One of the earliest narrative films was a heist flick, the silent short "The Great Train Robbery," made by Edwin S. Porter in 1903. Hollywood has followed with an endless line of heist films, from "White Heat" to "Dog Day Afternoon" to "Reservoir Dogs."
"There's always been this fascination with the criminal mind," said John Travolta, who starred as a mastermind stealing billions from a government fund in this summer's "Swordfish." "Either you understand it and identify with it or you don't understand and don't identify with it; but somehow, either way it's fascinating."
So far this year, Kevin Costner and Kurt Russell led a band of Elvis-clad thieves that pulls a casino robbery in "3000 Miles to Graceland"; the Jesse James gang rode again in "American Outlaws"; and Robert De Niro, Marlon Brando and Edward Norton lifted a priceless scepter in "The Score."
Also, thieves did daring robberies in the British heist films "Snatch" and "Sexy Beast"; a squad of cheerleaders hit a bank in "Sugar & Spice"; Martin Lawrence was a plucky house burglar in "What's the Worst That Could Happen?"; and Woody Allen and Helen Hunt received post-hypnotic suggestions to steal jewels in "The Curse of the Jade Scorpion."
More to come
Still to come is Steven Soderbergh's remake of the casino-robbery caper "Ocean's Eleven"; "High Heels and Low Lives," a comedy about bored housewives trying to extort loot from bank robbers; and "Bandits," another comedy with Bruce Willis and Billy Bob Thornton as escaped cons on a robbery spree.
"I think in terms of criminals or people who steal, there are bad people who aren't out to hurt anybody," Thornton said. "Everybody identifies with that because everybody wants to get away with something that makes their life easier.
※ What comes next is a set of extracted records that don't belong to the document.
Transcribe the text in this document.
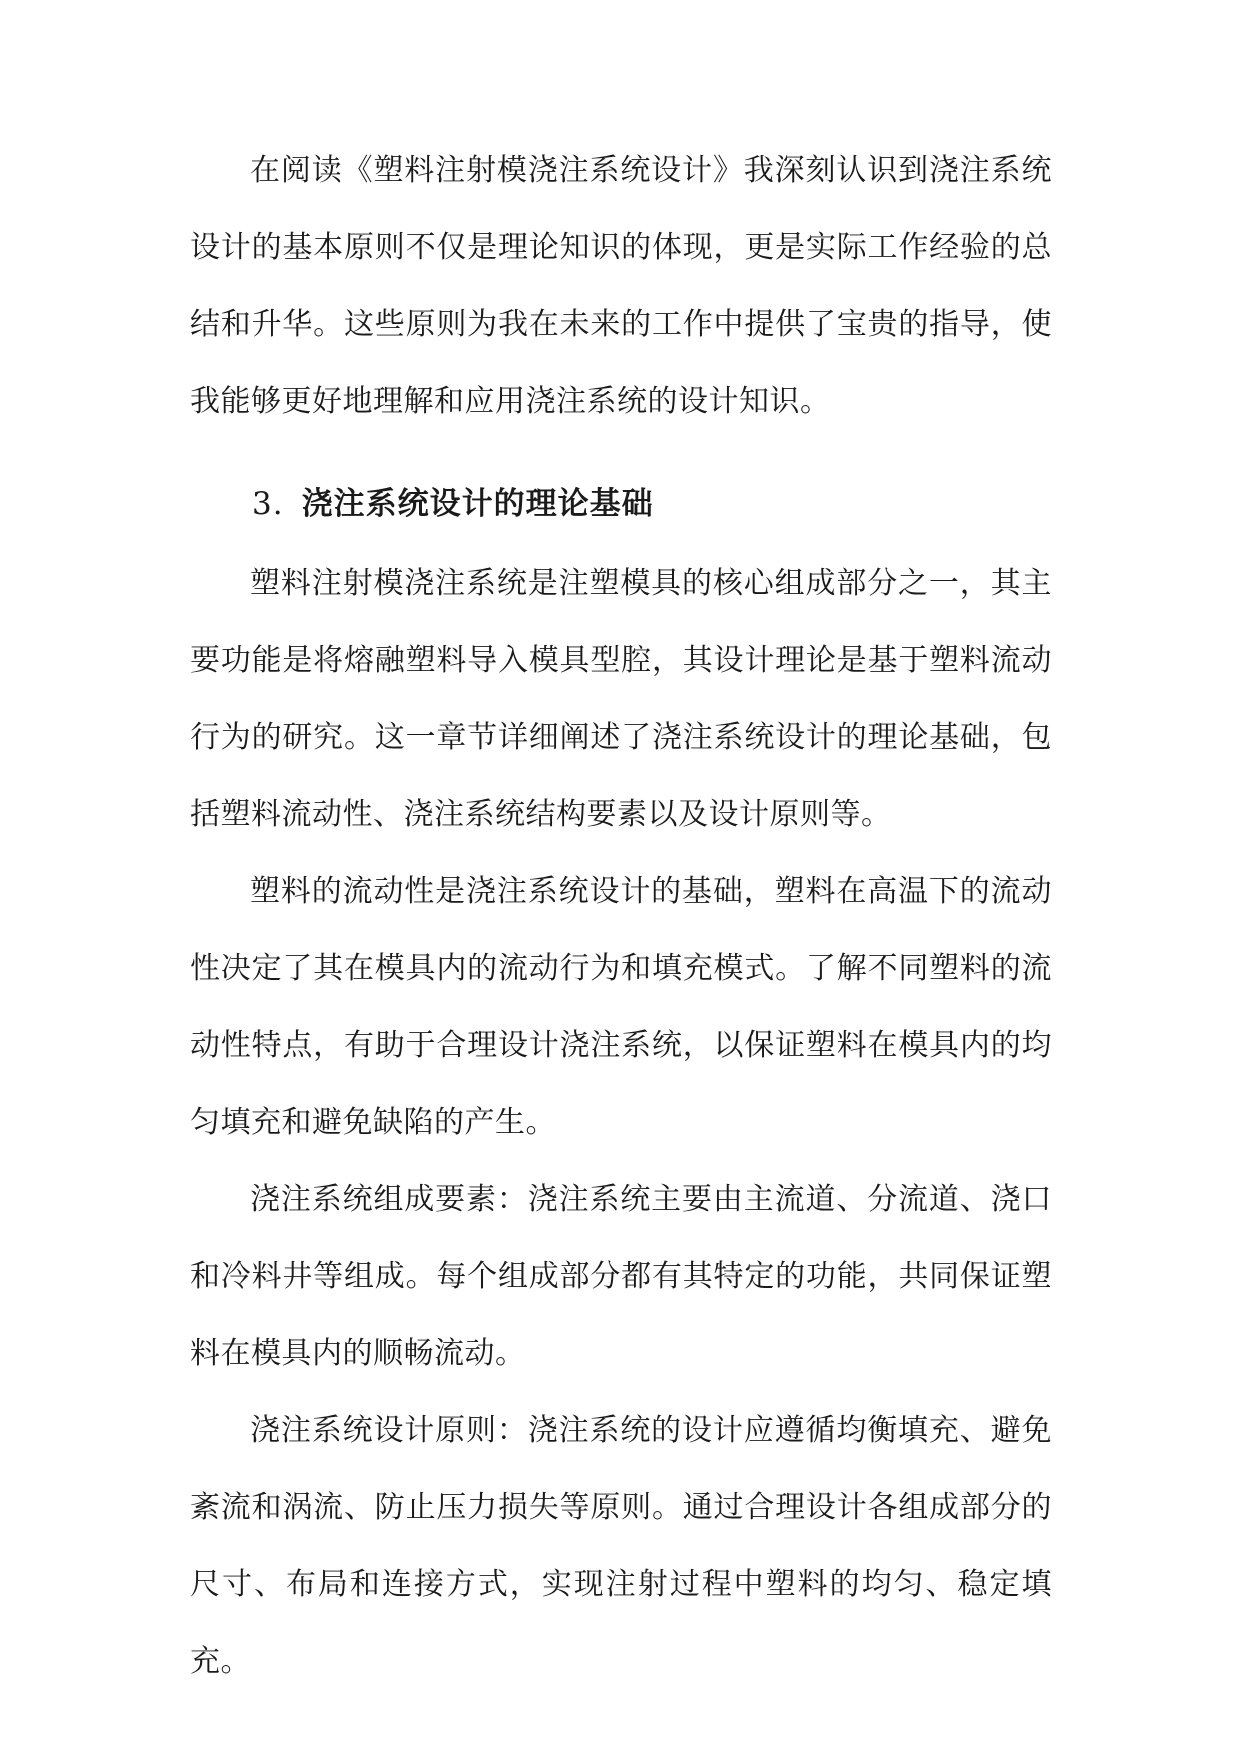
在阅读《塑料注射模浇注系统设计》我深刻认识到浇注系统设计的基本原则不仅是理论知识的体现，更是实际工作经验的总结和升华。这些原则为我在未来的工作中提供了宝贵的指导，使我能够更好地理解和应用浇注系统的设计知识。

3. 浇注系统设计的理论基础

塑料注射模浇注系统是注塑模具的核心组成部分之一，其主要功能是将熔融塑料导入模具型腔，其设计理论是基于塑料流动行为的研究。这一章节详细阐述了浇注系统设计的理论基础，包括塑料流动性、浇注系统结构要素以及设计原则等。

塑料的流动性是浇注系统设计的基础，塑料在高温下的流动性决定了其在模具内的流动行为和填充模式。了解不同塑料的流动性特点，有助于合理设计浇注系统，以保证塑料在模具内的均匀填充和避免缺陷的产生。

浇注系统组成要素：浇注系统主要由主流道、分流道、浇口和冷料井等组成。每个组成部分都有其特定的功能，共同保证塑料在模具内的顺畅流动。

浇注系统设计原则：浇注系统的设计应遵循均衡填充、避免紊流和涡流、防止压力损失等原则。通过合理设计各组成部分的尺寸、布局和连接方式，实现注射过程中塑料的均匀、稳定填充。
When you see people in movies who do it and get away with it and haven't hurt anybody, that seems OK."
It also depends on whose loot is being stolen. Audiences will be more sympathetic to a thief going after a wealthy victim.
"In many instances, a script can make the person human because of the people he's stealing from," Hackman said. "He's not stealing from the poor. He's stealing from the rich. There's a lot of larceny in everyone, and you can get on the character's side if you do it in those terms."
'It's like rock stars'
Americans have a long history of idolizing bad guys, from western outlaws to Prohibition gangsters to modern mobsters.
"There's a rebel in all of us and a fascination with people who, let's face it, break the rules," said Piers Handling, Toronto festival director. "It's like rock stars. It's always great to see people who can live outside the rules."
Brothers Albert and Allen Hughes, who directed the heist flick "Dead Presidents," said heroes in movies often can be upstaged by villains.
"A lot of people don't want to admit it, but the bad guy's a more interesting role," Albert Hughes said.